There is another price to pay: it’s very tough to come up with the monthly mortgage payment on a teacher’s salary alone, so the industrious new homeowner has taken a second job working at a local supermarket. The days are long, but she can now stay in the city where she teaches.
That is not the case for most.
With real estate site Zillow today showing a median rent of $4,425 and home price of $1.12 million, a teacher’s salary just won’t cut it in San Francisco. Jan knows that many of the teachers at Everett now live in Oakland or other East Bay locales, meaning a long commute.
This can translate to not be able to attend student games, after-school events and educational meetings.
“I look forward to my Professional Learning Communities meetings, which are held after school hours. These meetings are where I share resources with other English Language Development teachers. Because I live in San Francisco, I can come to these meetings. Fellow teachers who live in the East Bay are forced to make a choice each day about getting home at a reasonable hour or staying for these kind of events. This is especially difficult for those with children,” states Jan.

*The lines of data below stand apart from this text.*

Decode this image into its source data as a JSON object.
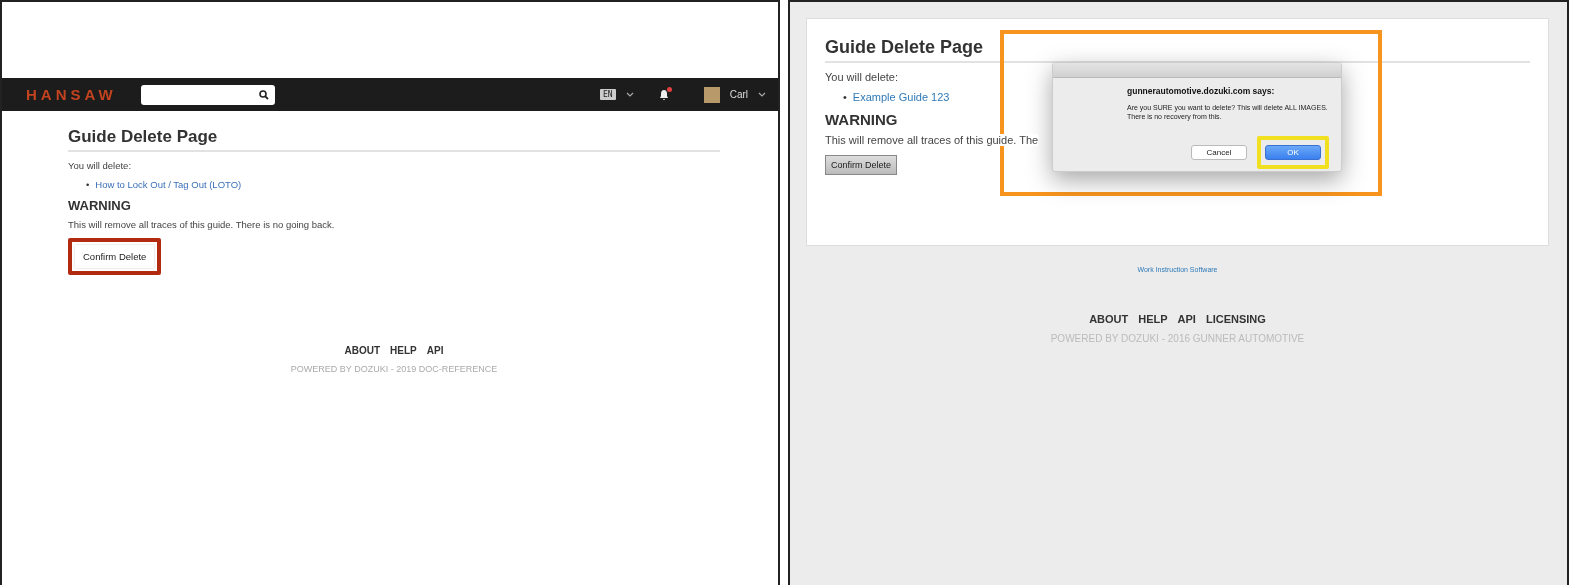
{
  "left_screen": {
    "navbar": {
      "logo": "HANSAW",
      "language": "EN",
      "has_notifications": true,
      "user": "Carl"
    },
    "page": {
      "title": "Guide Delete Page",
      "intro": "You will delete:",
      "items": [
        {
          "marker": "•",
          "label": "How to Lock Out / Tag Out (LOTO)"
        }
      ],
      "warning_heading": "WARNING",
      "warning_text": "This will remove all traces of this guide. There is no going back.",
      "button": {
        "label": "Confirm Delete",
        "highlighted": true
      }
    },
    "footer": {
      "links": [
        "ABOUT",
        "HELP",
        "API"
      ],
      "powered": "POWERED BY DOZUKI - 2019 DOC-REFERENCE"
    }
  },
  "right_screen": {
    "page": {
      "title": "Guide Delete Page",
      "intro": "You will delete:",
      "items": [
        {
          "marker": "•",
          "label": "Example Guide 123"
        }
      ],
      "warning_heading": "WARNING",
      "warning_text": "This will remove all traces of this guide. The",
      "button": {
        "label": "Confirm Delete",
        "highlighted": false
      }
    },
    "dialog": {
      "highlighted": true,
      "title": "gunnerautomotive.dozuki.com says:",
      "message": "Are you SURE you want to delete? This will delete ALL IMAGES. There is no recovery from this.",
      "buttons": [
        {
          "label": "Cancel",
          "default": false,
          "highlighted": false
        },
        {
          "label": "OK",
          "default": true,
          "highlighted": true
        }
      ]
    },
    "credit_link": "Work Instruction Software",
    "footer": {
      "links": [
        "ABOUT",
        "HELP",
        "API",
        "LICENSING"
      ],
      "powered": "POWERED BY DOZUKI - 2016 GUNNER AUTOMOTIVE"
    }
  }
}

Then there is keeping a connection to the community in which you teach — important to Jan, and other teachers like her. For instance, Jan takes the bus to work, sometimes seeing parents and students also on the way to Everett. “I ask them if homework was done last night,” Jan kids. She also can relate to her students’ daily life experiences, heading to the same eateries, parks and museums.

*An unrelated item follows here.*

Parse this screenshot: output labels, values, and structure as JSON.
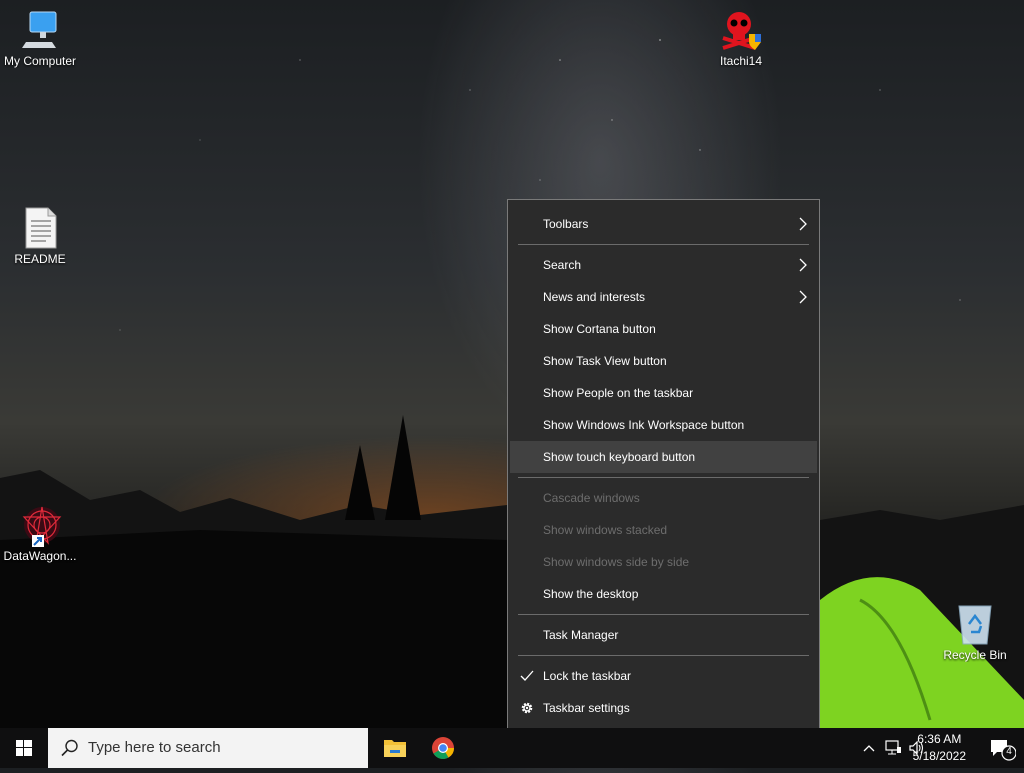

Jan knows that some dual-household-income teachers do not qualify for DALP or TND, as they make too much money to qualify, but do not earn enough to compete in San Francisco’s pricey market. This often means moving from the city.
“SFUSD puts plenty of money into training teachers, but if they leave the city, that knowledge is lost. If teachers don’t leave because they went back to grad school, then they most likely had to move away because they were evicted or wanted to buy a place and could do so only elsewhere. That’s quite the loss for San Francisco,” concludes Jan, grateful to MEDA for helping her be one of the enviable few who can actually live where they teach.